Test Setup

All measurements were performed using two Chroma 6314A mainframes equipped with the following electronic loads: six 63123A [350 W each], one 63102A [100 W x2], and one 63101A [200 W]. The aforementioned equipment is able to deliver 2500 W of load, and all loads are controlled by a custom-made software. We also used a Picoscope 3424 oscilloscope, a Picotech TC-08 thermocouple data logger, a Fluke 175 multimeter, and a Yokogawa WT210 power meter. We also included a wooden box, which, along with some heating elements, was used as a hot box. Finally, we had at our disposal four more oscilloscopes (Rigol 1052E and VS5042, Stingray DS1M12, and a second Picoscope 3424), and a CEM DT-8852 sound level meter. This article will give you more details about our equipment and the review methodology we follow. Finally, we conduct all of our tests at 40°C-45°C ambient in order to simulate with higher accuracy the environment seen inside a typical system, with 40°C-45°C being derived from a standard ambient assumption of 23°C and 17°C-22°C being added for the typical temperature rise within a system.
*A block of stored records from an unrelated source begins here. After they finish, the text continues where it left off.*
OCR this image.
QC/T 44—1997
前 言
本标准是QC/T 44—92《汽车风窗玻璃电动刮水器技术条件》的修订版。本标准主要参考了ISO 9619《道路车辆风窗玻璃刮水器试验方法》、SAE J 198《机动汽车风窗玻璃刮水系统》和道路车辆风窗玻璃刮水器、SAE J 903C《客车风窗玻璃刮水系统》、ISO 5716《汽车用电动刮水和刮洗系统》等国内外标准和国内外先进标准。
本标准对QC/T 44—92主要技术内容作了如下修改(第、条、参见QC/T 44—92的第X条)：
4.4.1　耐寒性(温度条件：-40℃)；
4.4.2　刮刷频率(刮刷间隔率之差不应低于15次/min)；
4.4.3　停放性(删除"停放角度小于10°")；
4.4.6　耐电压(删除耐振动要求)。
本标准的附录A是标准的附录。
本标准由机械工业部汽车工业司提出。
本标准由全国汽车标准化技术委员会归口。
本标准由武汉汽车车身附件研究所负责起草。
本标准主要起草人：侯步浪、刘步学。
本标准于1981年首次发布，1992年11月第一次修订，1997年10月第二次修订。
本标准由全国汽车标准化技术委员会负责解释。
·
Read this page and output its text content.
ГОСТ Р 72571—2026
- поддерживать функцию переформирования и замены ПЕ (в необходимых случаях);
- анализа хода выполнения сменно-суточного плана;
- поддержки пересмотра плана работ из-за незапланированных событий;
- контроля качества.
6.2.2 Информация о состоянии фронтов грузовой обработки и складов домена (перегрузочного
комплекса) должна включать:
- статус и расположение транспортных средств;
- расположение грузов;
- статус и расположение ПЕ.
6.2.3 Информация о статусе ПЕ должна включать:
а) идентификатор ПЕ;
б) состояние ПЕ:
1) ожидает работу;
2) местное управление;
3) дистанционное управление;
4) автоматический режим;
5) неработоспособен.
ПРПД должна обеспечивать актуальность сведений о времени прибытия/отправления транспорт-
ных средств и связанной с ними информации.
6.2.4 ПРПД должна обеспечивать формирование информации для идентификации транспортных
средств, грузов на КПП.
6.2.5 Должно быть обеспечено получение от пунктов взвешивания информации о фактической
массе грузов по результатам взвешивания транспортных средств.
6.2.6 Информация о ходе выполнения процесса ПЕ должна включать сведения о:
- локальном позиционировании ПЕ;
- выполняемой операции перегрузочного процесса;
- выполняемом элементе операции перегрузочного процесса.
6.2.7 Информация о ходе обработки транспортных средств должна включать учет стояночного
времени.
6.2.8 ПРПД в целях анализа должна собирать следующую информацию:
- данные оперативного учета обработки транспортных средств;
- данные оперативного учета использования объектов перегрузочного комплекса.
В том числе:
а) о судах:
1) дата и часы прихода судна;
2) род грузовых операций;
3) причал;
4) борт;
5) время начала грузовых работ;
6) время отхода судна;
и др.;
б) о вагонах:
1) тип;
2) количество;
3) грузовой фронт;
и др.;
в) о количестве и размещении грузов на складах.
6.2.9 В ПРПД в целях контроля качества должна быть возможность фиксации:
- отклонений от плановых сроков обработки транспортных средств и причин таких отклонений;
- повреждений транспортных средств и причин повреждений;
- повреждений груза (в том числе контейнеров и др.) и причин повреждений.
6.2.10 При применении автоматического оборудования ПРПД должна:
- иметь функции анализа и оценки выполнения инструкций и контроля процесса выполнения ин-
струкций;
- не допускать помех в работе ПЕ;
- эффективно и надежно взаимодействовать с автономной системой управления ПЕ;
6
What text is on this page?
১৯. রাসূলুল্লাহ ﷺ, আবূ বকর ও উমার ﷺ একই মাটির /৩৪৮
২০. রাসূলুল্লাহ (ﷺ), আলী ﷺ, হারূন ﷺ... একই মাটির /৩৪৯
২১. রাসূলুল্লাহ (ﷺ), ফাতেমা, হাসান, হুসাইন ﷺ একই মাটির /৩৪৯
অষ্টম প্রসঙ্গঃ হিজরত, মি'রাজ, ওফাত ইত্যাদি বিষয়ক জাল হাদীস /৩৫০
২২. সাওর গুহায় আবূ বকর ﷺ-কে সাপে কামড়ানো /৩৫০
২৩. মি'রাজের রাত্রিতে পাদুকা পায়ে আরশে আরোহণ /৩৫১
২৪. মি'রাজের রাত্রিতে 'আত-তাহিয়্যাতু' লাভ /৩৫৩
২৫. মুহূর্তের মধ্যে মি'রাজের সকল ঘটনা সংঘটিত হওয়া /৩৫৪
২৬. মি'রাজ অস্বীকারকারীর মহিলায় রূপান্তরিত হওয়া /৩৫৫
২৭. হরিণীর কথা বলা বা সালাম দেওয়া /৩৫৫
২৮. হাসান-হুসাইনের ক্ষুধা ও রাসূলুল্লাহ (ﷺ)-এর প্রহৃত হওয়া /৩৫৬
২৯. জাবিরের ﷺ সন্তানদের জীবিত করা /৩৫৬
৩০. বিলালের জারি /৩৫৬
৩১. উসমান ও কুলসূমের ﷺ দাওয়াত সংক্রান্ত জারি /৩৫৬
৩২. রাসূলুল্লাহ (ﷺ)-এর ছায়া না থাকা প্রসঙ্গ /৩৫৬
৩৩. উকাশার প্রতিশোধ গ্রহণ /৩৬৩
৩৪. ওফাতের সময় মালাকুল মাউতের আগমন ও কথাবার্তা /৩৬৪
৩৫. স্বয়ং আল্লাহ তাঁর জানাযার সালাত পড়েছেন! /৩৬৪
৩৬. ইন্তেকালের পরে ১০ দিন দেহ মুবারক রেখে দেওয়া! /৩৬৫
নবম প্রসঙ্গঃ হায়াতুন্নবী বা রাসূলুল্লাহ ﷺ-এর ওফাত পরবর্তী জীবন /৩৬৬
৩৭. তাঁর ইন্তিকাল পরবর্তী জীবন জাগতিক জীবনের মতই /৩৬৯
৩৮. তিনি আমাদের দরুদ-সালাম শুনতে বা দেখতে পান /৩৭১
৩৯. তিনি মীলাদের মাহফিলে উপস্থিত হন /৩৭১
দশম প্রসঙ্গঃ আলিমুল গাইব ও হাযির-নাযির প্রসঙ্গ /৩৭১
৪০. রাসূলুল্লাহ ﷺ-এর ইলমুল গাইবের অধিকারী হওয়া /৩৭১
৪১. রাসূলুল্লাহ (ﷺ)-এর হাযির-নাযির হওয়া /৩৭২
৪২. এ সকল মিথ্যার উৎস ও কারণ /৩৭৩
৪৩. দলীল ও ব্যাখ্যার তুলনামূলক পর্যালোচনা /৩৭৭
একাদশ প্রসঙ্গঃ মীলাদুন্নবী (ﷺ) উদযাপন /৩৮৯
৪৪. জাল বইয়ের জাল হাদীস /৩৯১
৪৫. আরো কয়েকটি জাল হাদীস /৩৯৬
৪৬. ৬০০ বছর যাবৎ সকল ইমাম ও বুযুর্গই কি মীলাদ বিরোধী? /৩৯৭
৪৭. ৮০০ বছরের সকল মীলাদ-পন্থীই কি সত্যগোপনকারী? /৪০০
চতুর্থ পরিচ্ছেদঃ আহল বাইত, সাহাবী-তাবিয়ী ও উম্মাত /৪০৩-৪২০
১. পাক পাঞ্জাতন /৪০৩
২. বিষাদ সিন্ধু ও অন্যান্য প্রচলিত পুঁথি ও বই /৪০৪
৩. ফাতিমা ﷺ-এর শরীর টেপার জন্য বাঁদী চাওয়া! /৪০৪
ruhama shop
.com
Primary Rails Voltage Regulation

The following charts show the voltage values of the main rails, recorded over a range from 60 W to the maximum specified load, and the deviation (in percent) for the same load range.

5VSB Regulation

The following chart shows how the 5VSB rail deals with the load we throw at it.

Hold-up Time

Hold-up time is a very important characteristic of a PSU and represents the amount of time, usually measured in milliseconds, that a PSU can maintain output regulations as defined by the ATX spec without input power. In other words, it is the amount of time the system can continue to run without shutting down or rebooting during a power interruption. The ATX spec sets the minimum hold-up time to 16 ms with the maximum continuous output load. In the following screenshot, the blue line is the mains signal and the yellow line is the "Power Good" signal. The latter is de-asserted to a low state when any of the +12V, 5V, or 3.3V output voltages fall below the undervoltage threshold, or after the mains power has been removed for a sufficiently long time to guarantee that the PSU cannot operate anymore.



The hold-up time is much lower than the minimum allowed time the ATX spec ascribes. However, we are pretty sure the Hercules-1600 will easily surpass the 16 ms threshold with more realistic loads in the 1-1.2 kW range.

Inrush Current

Inrush current or switch-on surge refers to the maximum, instantaneous input-current drawn by an electrical device when first turned on. Because of the charging current of the APFC capacitor(s), PSUs produce large inrush-current right as they are turned on. Large inrush-current can cause the tripping of circuit breakers and fuses and may also damage switches, relays, and bridge rectifiers; as a result, the lower the inrush current of a PSU right as it is turned on, the better.



This unit's inrush current is pretty high, though not among the highest we have ever measured, which is obviously a good thing.

Voltage Regulation and Efficiency Measurements

The first set of tests revealed the stability of the voltage rails and the efficiency of the Hercules-1600. The applied load was equal to (approximately) 20%, 40%, 50%, 60%, 80%, 100%, and 110% of the maximum load the PSU can handle. We conducted two additional tests. In the first test, we stressed the two minor rails (5V and 3.3V) with a high load while the load at +12V was only 0.10 A. This test reveals whether the PSU is Haswell ready or not. In the second test, we dialed the maximum load the +12V rail could handle while the load on the minor rails was minimal.

Voltage regulation on +12V rail was pretty good for a unit of such monstrous capacity. It could be much better on the other rails, but what matters the most in a modern unit is its load regulation at +12V. Also, this unit's maximum output power left us speechless, especially because it did so at 48°C. The Hercules-1600 doesn't have the slightest problem operating at incredibly high ambient while delivering crazily high power levels. Here we should note that either the fan profile is really strange or the fan controller in our sample was broken, which is more likely since the fan rotated at the same low speed regardless of load or ambient. Afraid of the unit exploding, we pushed the turbo switch into its "on" position during the full load tests. Though we pushed the PSU really hard, it didn't blow up, nor did its fan spin up past 900 RPM. We think Rosewill and High Power should look into the fan's rotational speeds; however, we must stress that the PSU doesn't need a ton of cooling with loads up to 1.2 kW. Efficiency was to our surprise pretty high, peaking at 92.4% and only dropping significantly during the full load test.

The low PF (Power Factor) reading the Hercules registered will probably not concern residential consumers who only pay for real power (watts), but the PF reading dropped especially low at full load instead of increasing, which is new even to us. The APFC circuit apparently needs to be redesigned to properly deal with this PSU's huge power demands, which would also allow it to form a more efficient current waveform.